Several criteria come into consideration when choosing a warehouse to buy or lease. Obviously a property’s technical features are paramount in any decision, but other factors linked to location may be even more important. The following is a summary of the key considerations:
Proximity to Carrier and Transportation Services
The proximity to major transportation networks will streamline the shipping process. The optimal warehouse location will be right balance between distance to manufacturing plant and proximity to customers. The objective is invariably to be near the delivery area, with immediate access to main roads or motorways – while minimizing any traffic issue, which is more difficult as the demand increases with the population density. All these carrier issues will heavily impact total transportation costs, which represent more than half of the logistic costs of FMCG companies.
Desired Consumer Base
To offer the best possible customer experience, it is important to position your warehouses as close as possible to your consumer base: reduced time to delivery and shipping costs will increase customer satisfaction and loyalty.
Targeting densely-populated as well as wealthy regions when choosing a warehouse location is a priority as eCommerce demand is likely to be higher there than anywhere else.
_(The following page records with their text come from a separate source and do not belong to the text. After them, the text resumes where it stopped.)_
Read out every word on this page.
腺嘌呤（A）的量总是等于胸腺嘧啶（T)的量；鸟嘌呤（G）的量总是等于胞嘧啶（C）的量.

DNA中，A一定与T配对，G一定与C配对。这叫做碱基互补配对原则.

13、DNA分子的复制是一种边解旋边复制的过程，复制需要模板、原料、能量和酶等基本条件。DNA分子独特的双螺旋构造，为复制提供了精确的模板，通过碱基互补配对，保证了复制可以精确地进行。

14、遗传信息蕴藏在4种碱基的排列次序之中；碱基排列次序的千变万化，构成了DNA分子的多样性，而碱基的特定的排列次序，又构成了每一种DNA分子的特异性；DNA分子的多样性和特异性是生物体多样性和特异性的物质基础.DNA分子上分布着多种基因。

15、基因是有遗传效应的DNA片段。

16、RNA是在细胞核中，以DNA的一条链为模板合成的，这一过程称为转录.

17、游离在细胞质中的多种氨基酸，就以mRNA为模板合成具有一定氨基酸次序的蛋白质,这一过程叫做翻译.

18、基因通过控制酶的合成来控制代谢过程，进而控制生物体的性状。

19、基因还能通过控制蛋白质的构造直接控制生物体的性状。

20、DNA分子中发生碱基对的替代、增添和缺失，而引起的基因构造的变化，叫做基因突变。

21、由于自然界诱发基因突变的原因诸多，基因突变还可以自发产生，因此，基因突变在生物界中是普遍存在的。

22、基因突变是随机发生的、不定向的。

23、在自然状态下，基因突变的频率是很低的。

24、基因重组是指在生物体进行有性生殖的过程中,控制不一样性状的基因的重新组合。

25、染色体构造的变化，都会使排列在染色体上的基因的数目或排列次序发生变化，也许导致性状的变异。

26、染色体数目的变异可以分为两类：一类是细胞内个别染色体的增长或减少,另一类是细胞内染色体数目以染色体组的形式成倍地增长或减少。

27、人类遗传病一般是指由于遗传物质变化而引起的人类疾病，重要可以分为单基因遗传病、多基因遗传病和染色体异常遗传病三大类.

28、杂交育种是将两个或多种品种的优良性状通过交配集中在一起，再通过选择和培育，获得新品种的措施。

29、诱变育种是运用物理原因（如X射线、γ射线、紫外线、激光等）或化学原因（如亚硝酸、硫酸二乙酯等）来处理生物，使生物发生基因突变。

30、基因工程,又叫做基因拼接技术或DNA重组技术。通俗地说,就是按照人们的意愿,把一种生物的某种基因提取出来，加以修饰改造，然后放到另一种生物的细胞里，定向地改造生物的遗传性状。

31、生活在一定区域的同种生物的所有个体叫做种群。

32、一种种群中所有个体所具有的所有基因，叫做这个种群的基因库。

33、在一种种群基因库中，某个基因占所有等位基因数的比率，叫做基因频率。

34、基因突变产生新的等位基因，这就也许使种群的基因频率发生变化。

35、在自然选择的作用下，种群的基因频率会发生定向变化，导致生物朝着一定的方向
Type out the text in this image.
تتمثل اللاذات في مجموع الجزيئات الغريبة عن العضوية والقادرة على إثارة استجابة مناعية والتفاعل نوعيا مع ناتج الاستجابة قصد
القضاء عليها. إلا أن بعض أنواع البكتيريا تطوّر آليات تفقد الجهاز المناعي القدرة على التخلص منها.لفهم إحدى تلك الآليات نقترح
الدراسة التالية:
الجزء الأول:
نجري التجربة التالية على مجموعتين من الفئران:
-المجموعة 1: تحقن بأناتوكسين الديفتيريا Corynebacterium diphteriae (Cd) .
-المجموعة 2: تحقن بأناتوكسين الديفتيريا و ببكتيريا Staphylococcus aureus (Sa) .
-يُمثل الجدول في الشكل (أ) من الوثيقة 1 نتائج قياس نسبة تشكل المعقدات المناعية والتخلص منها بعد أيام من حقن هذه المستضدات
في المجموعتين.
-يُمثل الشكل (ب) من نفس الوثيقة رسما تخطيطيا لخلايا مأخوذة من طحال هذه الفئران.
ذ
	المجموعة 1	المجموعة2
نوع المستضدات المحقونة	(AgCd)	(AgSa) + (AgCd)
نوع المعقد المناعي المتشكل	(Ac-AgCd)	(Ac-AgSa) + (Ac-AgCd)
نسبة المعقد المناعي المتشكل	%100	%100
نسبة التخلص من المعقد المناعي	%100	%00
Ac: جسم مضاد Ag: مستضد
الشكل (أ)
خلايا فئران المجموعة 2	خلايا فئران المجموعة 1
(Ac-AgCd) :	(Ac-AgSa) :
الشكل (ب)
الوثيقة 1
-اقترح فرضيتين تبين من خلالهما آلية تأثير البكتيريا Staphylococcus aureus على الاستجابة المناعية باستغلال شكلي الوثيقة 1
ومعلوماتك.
As a consequence, last-mile deliveries are positively correlated with population density.
Workforce availability and stability
Not every geographic location offers the same workforce quality, pricing and stability. In densely populated cities or regions, low workforce availability and high demand will drive salaries up and increase the turnover rate. The optimal location in terms of workforce availability is the right balance between income levels and educational attainment.
This might change in the next year, though, as robots tend to replace human workers. This is in particular the case in warehouses. Companies that have enough stability in their activity can easily automate processes – but the shift to robots require heavy financial investments. As drones and robots become cheaper and more accessible, the workforce parameter might be heavily challenged in the future when it comes to deciding on the optimal warehouse location.
To shift to robots in the warehouse, the company needs to have a stable activity as automation requires a high level of investment and workforce generally remains cheap. The payback needs to be quick to have the return on investment but it depends on the activity.
Longevity of storage requirements
Some products require specific storage accommodation: this is typically the case for flammable, fragile or hazardous products. But more generally, it is important to estimate the projected growth of your business in order to select warehouses that will be flexible enough to withstand changes in your future supply chain requirements. Covid-19 has served as a true litmus test for supply chain resilience: will the warehouse be able to accommodate the (sometimes unpredictable) growth or shrinking of your business ? If the product is seasonal such as chocolate, it is possible to consider finding a location that offers seasonal leases ? Leasing is often a good solution to have the necessary flexibility in storage space.
GDP per capita in PPS* (EU=100)
Yield \ Rent
*Purchase Power Standards
*Purchase Power Standards
*Purchasing Power Standards
Choosing a warehouse location requires extensive research and planning, and the consideration of various evolving factors. The location of the warehouse should be mutually beneficial for the investor as well as for the user, overall providing a more efficient, effective, and profitable experience.